I have been watching the meteoric run of Barrack Hussein Obama for the past few months. It seems obvious that his strength is not in his stance on policy but in the collective American imagination. His victories have come from the imagination of people looking for others to improve their lives. This will make Barrack Hussein Obama harder to beat because, albeit imaginary, he is leading a movement.
Just as Ronald Reagan led a conservative movement, Barrack Hussein Obama is leading an emotional movement. Reagan lead a revolution based upon conservative principles, which were clearly outlined and defined. That movement was founded on the ideas of smaller government, lower taxes, and a strong national stance against communism. Barack Hussein Obama’s movement is based upon imagination and daydreaming about what “hope” means to the individual.
This will make him much harder to defeat because ‘hope’ springs eternal. He has tapped into the cry for help so many utter when they think of their own lives. Even though their personal views may not line up with reality, people vote based upon their perception, not based upon the facts.
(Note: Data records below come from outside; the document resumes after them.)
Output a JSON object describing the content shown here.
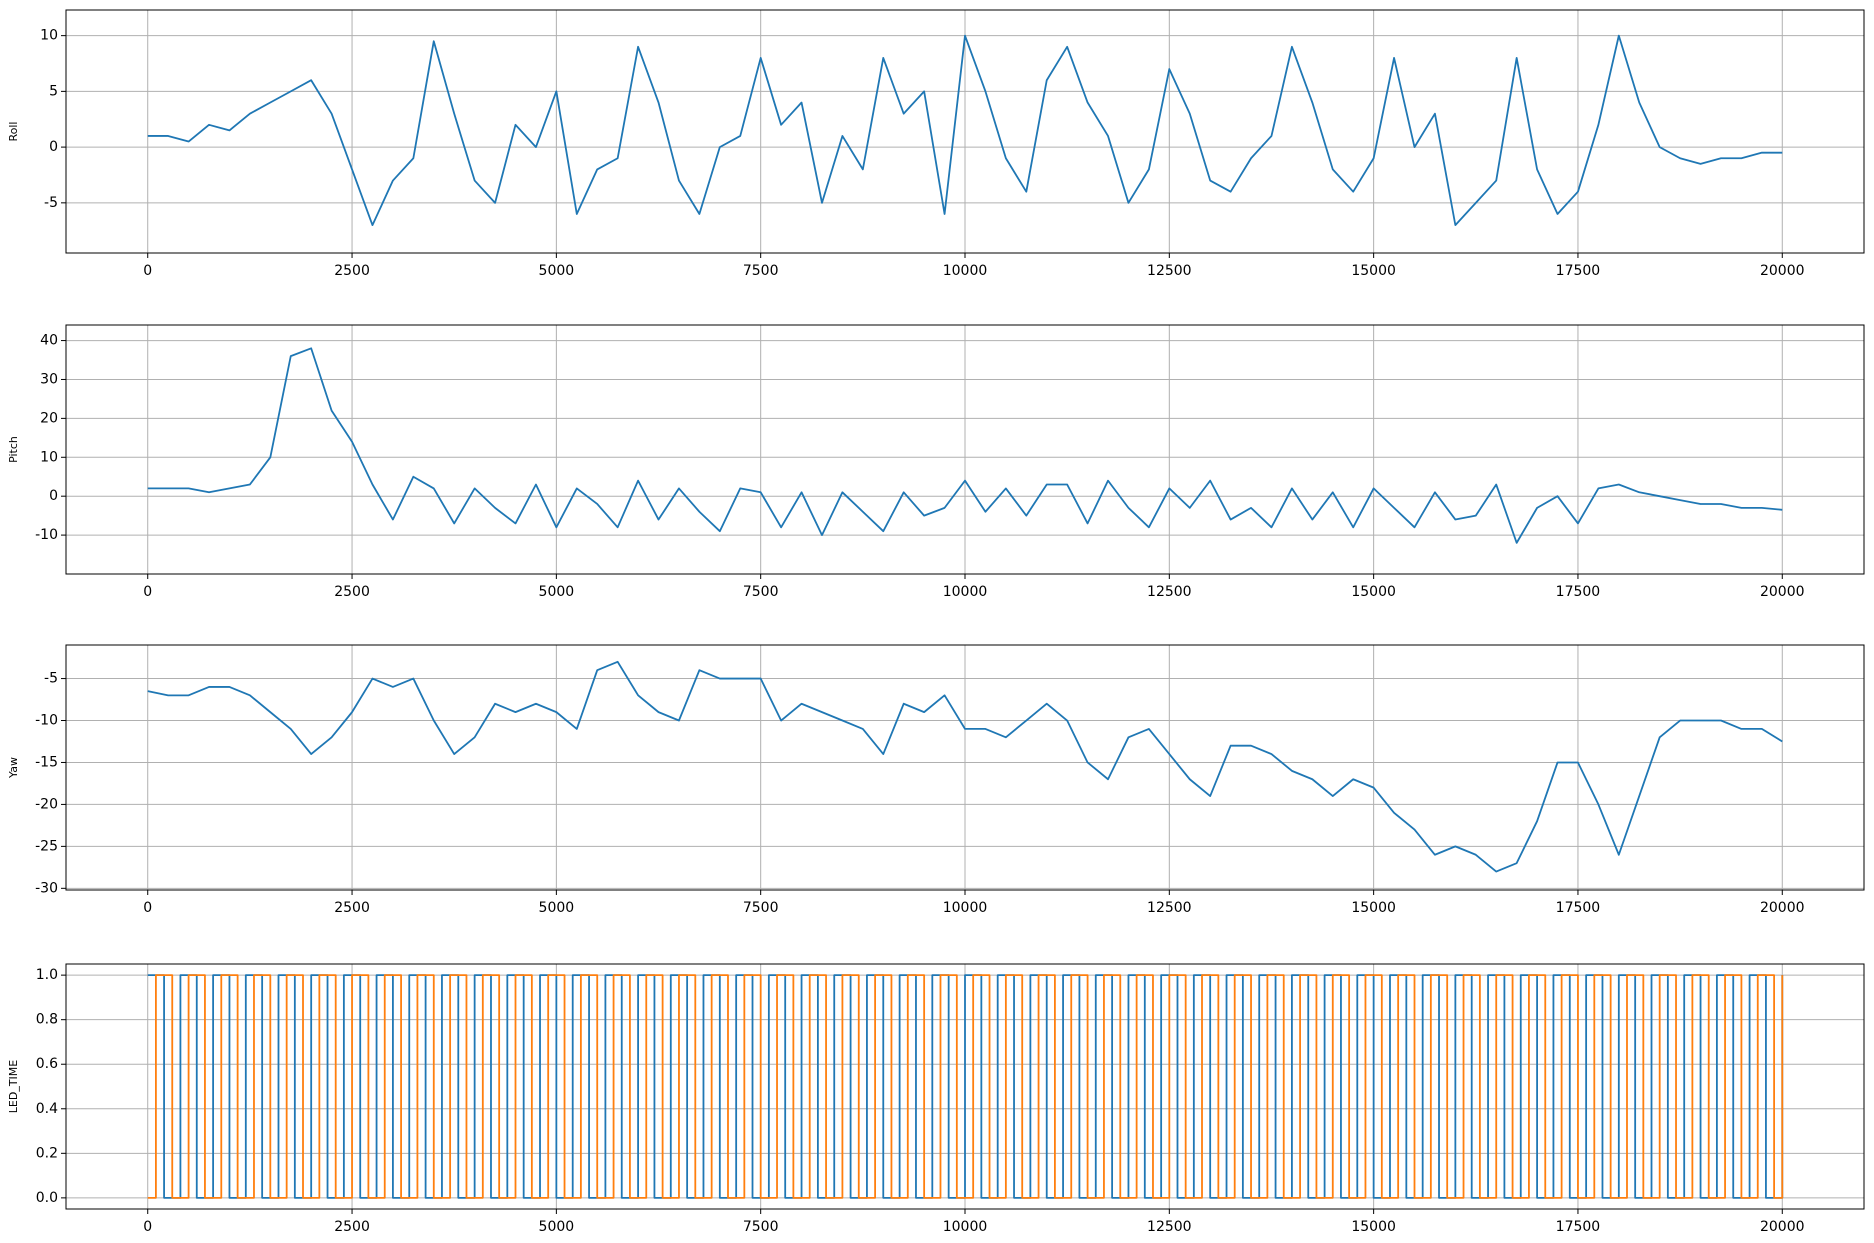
{
  "chart_data": [
    {
      "type": "line",
      "ylabel": "Roll",
      "xlim": [
        -1000,
        21000
      ],
      "xticks": [
        0,
        2500,
        5000,
        7500,
        10000,
        12500,
        15000,
        17500,
        20000
      ],
      "ylim": [
        -9.5,
        12.3
      ],
      "yticks": [
        -5,
        0,
        5,
        10
      ],
      "grid": true,
      "x": [
        0,
        250,
        500,
        750,
        1000,
        1250,
        1500,
        1750,
        2000,
        2250,
        2500,
        2750,
        3000,
        3250,
        3500,
        3750,
        4000,
        4250,
        4500,
        4750,
        5000,
        5250,
        5500,
        5750,
        6000,
        6250,
        6500,
        6750,
        7000,
        7250,
        7500,
        7750,
        8000,
        8250,
        8500,
        8750,
        9000,
        9250,
        9500,
        9750,
        10000,
        10250,
        10500,
        10750,
        11000,
        11250,
        11500,
        11750,
        12000,
        12250,
        12500,
        12750,
        13000,
        13250,
        13500,
        13750,
        14000,
        14250,
        14500,
        14750,
        15000,
        15250,
        15500,
        15750,
        16000,
        16250,
        16500,
        16750,
        17000,
        17250,
        17500,
        17750,
        18000,
        18250,
        18500,
        18750,
        19000,
        19250,
        19500,
        19750,
        20000
      ],
      "series": [
        {
          "color": "#1f77b4",
          "values": [
            1,
            1,
            0.5,
            2,
            1.5,
            3,
            4,
            5,
            6,
            3,
            -2,
            -7,
            -3,
            -1,
            9.5,
            3,
            -3,
            -5,
            2,
            0,
            5,
            -6,
            -2,
            -1,
            9,
            4,
            -3,
            -6,
            0,
            1,
            8,
            2,
            4,
            -5,
            1,
            -2,
            8,
            3,
            5,
            -6,
            10,
            5,
            -1,
            -4,
            6,
            9,
            4,
            1,
            -5,
            -2,
            7,
            3,
            -3,
            -4,
            -1,
            1,
            9,
            4,
            -2,
            -4,
            -1,
            8,
            0,
            3,
            -7,
            -5,
            -3,
            8,
            -2,
            -6,
            -4,
            2,
            10,
            4,
            0,
            -1,
            -1.5,
            -1,
            -1,
            -0.5,
            -0.5
          ]
        }
      ]
    },
    {
      "type": "line",
      "ylabel": "Pitch",
      "xlim": [
        -1000,
        21000
      ],
      "xticks": [
        0,
        2500,
        5000,
        7500,
        10000,
        12500,
        15000,
        17500,
        20000
      ],
      "ylim": [
        -20,
        44
      ],
      "yticks": [
        -10,
        0,
        10,
        20,
        30,
        40
      ],
      "grid": true,
      "x": [
        0,
        250,
        500,
        750,
        1000,
        1250,
        1500,
        1750,
        2000,
        2250,
        2500,
        2750,
        3000,
        3250,
        3500,
        3750,
        4000,
        4250,
        4500,
        4750,
        5000,
        5250,
        5500,
        5750,
        6000,
        6250,
        6500,
        6750,
        7000,
        7250,
        7500,
        7750,
        8000,
        8250,
        8500,
        8750,
        9000,
        9250,
        9500,
        9750,
        10000,
        10250,
        10500,
        10750,
        11000,
        11250,
        11500,
        11750,
        12000,
        12250,
        12500,
        12750,
        13000,
        13250,
        13500,
        13750,
        14000,
        14250,
        14500,
        14750,
        15000,
        15250,
        15500,
        15750,
        16000,
        16250,
        16500,
        16750,
        17000,
        17250,
        17500,
        17750,
        18000,
        18250,
        18500,
        18750,
        19000,
        19250,
        19500,
        19750,
        20000
      ],
      "series": [
        {
          "color": "#1f77b4",
          "values": [
            2,
            2,
            2,
            1,
            2,
            3,
            10,
            36,
            38,
            22,
            14,
            3,
            -6,
            5,
            2,
            -7,
            2,
            -3,
            -7,
            3,
            -8,
            2,
            -2,
            -8,
            4,
            -6,
            2,
            -4,
            -9,
            2,
            1,
            -8,
            1,
            -10,
            1,
            -4,
            -9,
            1,
            -5,
            -3,
            4,
            -4,
            2,
            -5,
            3,
            3,
            -7,
            4,
            -3,
            -8,
            2,
            -3,
            4,
            -6,
            -3,
            -8,
            2,
            -6,
            1,
            -8,
            2,
            -3,
            -8,
            1,
            -6,
            -5,
            3,
            -12,
            -3,
            0,
            -7,
            2,
            3,
            1,
            0,
            -1,
            -2,
            -2,
            -3,
            -3,
            -3.5
          ]
        }
      ]
    },
    {
      "type": "line",
      "ylabel": "Yaw",
      "xlim": [
        -1000,
        21000
      ],
      "xticks": [
        0,
        2500,
        5000,
        7500,
        10000,
        12500,
        15000,
        17500,
        20000
      ],
      "ylim": [
        -30.2,
        -1
      ],
      "yticks": [
        -30,
        -25,
        -20,
        -15,
        -10,
        -5
      ],
      "grid": true,
      "x": [
        0,
        250,
        500,
        750,
        1000,
        1250,
        1500,
        1750,
        2000,
        2250,
        2500,
        2750,
        3000,
        3250,
        3500,
        3750,
        4000,
        4250,
        4500,
        4750,
        5000,
        5250,
        5500,
        5750,
        6000,
        6250,
        6500,
        6750,
        7000,
        7250,
        7500,
        7750,
        8000,
        8250,
        8500,
        8750,
        9000,
        9250,
        9500,
        9750,
        10000,
        10250,
        10500,
        10750,
        11000,
        11250,
        11500,
        11750,
        12000,
        12250,
        12500,
        12750,
        13000,
        13250,
        13500,
        13750,
        14000,
        14250,
        14500,
        14750,
        15000,
        15250,
        15500,
        15750,
        16000,
        16250,
        16500,
        16750,
        17000,
        17250,
        17500,
        17750,
        18000,
        18250,
        18500,
        18750,
        19000,
        19250,
        19500,
        19750,
        20000
      ],
      "series": [
        {
          "color": "#1f77b4",
          "values": [
            -6.5,
            -7,
            -7,
            -6,
            -6,
            -7,
            -9,
            -11,
            -14,
            -12,
            -9,
            -5,
            -6,
            -5,
            -10,
            -14,
            -12,
            -8,
            -9,
            -8,
            -9,
            -11,
            -4,
            -3,
            -7,
            -9,
            -10,
            -4,
            -5,
            -5,
            -5,
            -10,
            -8,
            -9,
            -10,
            -11,
            -14,
            -8,
            -9,
            -7,
            -11,
            -11,
            -12,
            -10,
            -8,
            -10,
            -15,
            -17,
            -12,
            -11,
            -14,
            -17,
            -19,
            -13,
            -13,
            -14,
            -16,
            -17,
            -19,
            -17,
            -18,
            -21,
            -23,
            -26,
            -25,
            -26,
            -28,
            -27,
            -22,
            -15,
            -15,
            -20,
            -26,
            -19,
            -12,
            -10,
            -10,
            -10,
            -11,
            -11,
            -12.5
          ]
        }
      ]
    },
    {
      "type": "step",
      "ylabel": "LED_TIME",
      "xlim": [
        -1000,
        21000
      ],
      "xticks": [
        0,
        2500,
        5000,
        7500,
        10000,
        12500,
        15000,
        17500,
        20000
      ],
      "ylim": [
        -0.05,
        1.05
      ],
      "yticks": [
        {
          "value": 0,
          "label": "0.0"
        },
        {
          "value": 0.2,
          "label": "0.2"
        },
        {
          "value": 0.4,
          "label": "0.4"
        },
        {
          "value": 0.6,
          "label": "0.6"
        },
        {
          "value": 0.8,
          "label": "0.8"
        },
        {
          "value": 1,
          "label": "1.0"
        }
      ],
      "grid": true,
      "series": [
        {
          "color": "#1f77b4",
          "x": [
            0,
            200,
            400,
            600,
            800,
            1000,
            1200,
            1400,
            1600,
            1800,
            2000,
            2200,
            2400,
            2600,
            2800,
            3000,
            3200,
            3400,
            3600,
            3800,
            4000,
            4200,
            4400,
            4600,
            4800,
            5000,
            5200,
            5400,
            5600,
            5800,
            6000,
            6200,
            6400,
            6600,
            6800,
            7000,
            7200,
            7400,
            7600,
            7800,
            8000,
            8200,
            8400,
            8600,
            8800,
            9000,
            9200,
            9400,
            9600,
            9800,
            10000,
            10200,
            10400,
            10600,
            10800,
            11000,
            11200,
            11400,
            11600,
            11800,
            12000,
            12200,
            12400,
            12600,
            12800,
            13000,
            13200,
            13400,
            13600,
            13800,
            14000,
            14200,
            14400,
            14600,
            14800,
            15000,
            15200,
            15400,
            15600,
            15800,
            16000,
            16200,
            16400,
            16600,
            16800,
            17000,
            17200,
            17400,
            17600,
            17800,
            18000,
            18200,
            18400,
            18600,
            18800,
            19000,
            19200,
            19400,
            19600,
            19800,
            20000
          ],
          "values": [
            1,
            0,
            1,
            0,
            1,
            0,
            1,
            0,
            1,
            0,
            1,
            0,
            1,
            0,
            1,
            0,
            1,
            0,
            1,
            0,
            1,
            0,
            1,
            0,
            1,
            0,
            1,
            0,
            1,
            0,
            1,
            0,
            1,
            0,
            1,
            0,
            1,
            0,
            1,
            0,
            1,
            0,
            1,
            0,
            1,
            0,
            1,
            0,
            1,
            0,
            1,
            0,
            1,
            0,
            1,
            0,
            1,
            0,
            1,
            0,
            1,
            0,
            1,
            0,
            1,
            0,
            1,
            0,
            1,
            0,
            1,
            0,
            1,
            0,
            1,
            0,
            1,
            0,
            1,
            0,
            1,
            0,
            1,
            0,
            1,
            0,
            1,
            0,
            1,
            0,
            1,
            0,
            1,
            0,
            1,
            0,
            1,
            0,
            1,
            0,
            1
          ]
        },
        {
          "color": "#ff7f0e",
          "x": [
            0,
            100,
            300,
            500,
            700,
            900,
            1100,
            1300,
            1500,
            1700,
            1900,
            2100,
            2300,
            2500,
            2700,
            2900,
            3100,
            3300,
            3500,
            3700,
            3900,
            4100,
            4300,
            4500,
            4700,
            4900,
            5100,
            5300,
            5500,
            5700,
            5900,
            6100,
            6300,
            6500,
            6700,
            6900,
            7100,
            7300,
            7500,
            7700,
            7900,
            8100,
            8300,
            8500,
            8700,
            8900,
            9100,
            9300,
            9500,
            9700,
            9900,
            10100,
            10300,
            10500,
            10700,
            10900,
            11100,
            11300,
            11500,
            11700,
            11900,
            12100,
            12300,
            12500,
            12700,
            12900,
            13100,
            13300,
            13500,
            13700,
            13900,
            14100,
            14300,
            14500,
            14700,
            14900,
            15100,
            15300,
            15500,
            15700,
            15900,
            16100,
            16300,
            16500,
            16700,
            16900,
            17100,
            17300,
            17500,
            17700,
            17900,
            18100,
            18300,
            18500,
            18700,
            18900,
            19100,
            19300,
            19500,
            19700,
            19900,
            20000
          ],
          "values": [
            0,
            1,
            0,
            1,
            0,
            1,
            0,
            1,
            0,
            1,
            0,
            1,
            0,
            1,
            0,
            1,
            0,
            1,
            0,
            1,
            0,
            1,
            0,
            1,
            0,
            1,
            0,
            1,
            0,
            1,
            0,
            1,
            0,
            1,
            0,
            1,
            0,
            1,
            0,
            1,
            0,
            1,
            0,
            1,
            0,
            1,
            0,
            1,
            0,
            1,
            0,
            1,
            0,
            1,
            0,
            1,
            0,
            1,
            0,
            1,
            0,
            1,
            0,
            1,
            0,
            1,
            0,
            1,
            0,
            1,
            0,
            1,
            0,
            1,
            0,
            1,
            0,
            1,
            0,
            1,
            0,
            1,
            0,
            1,
            0,
            1,
            0,
            1,
            0,
            1,
            0,
            1,
            0,
            1,
            0,
            1,
            0,
            1,
            0,
            1,
            0,
            1
          ]
        }
      ]
    }
  ]
}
In order to better understand Barack Hussein Obama we should look at the persuasive power of emotional leaders of the past.
Leaders of great movements have the ability to identify with the problem, real or imagined, of those being led. Bill Clinton had, “I feel your pain” when he ran for President; Barack Hussein Obama offers ‘hope’ that the pain will go away. It does not matter if the pain is in the imagination of the masses – it only matters that they feel the pain.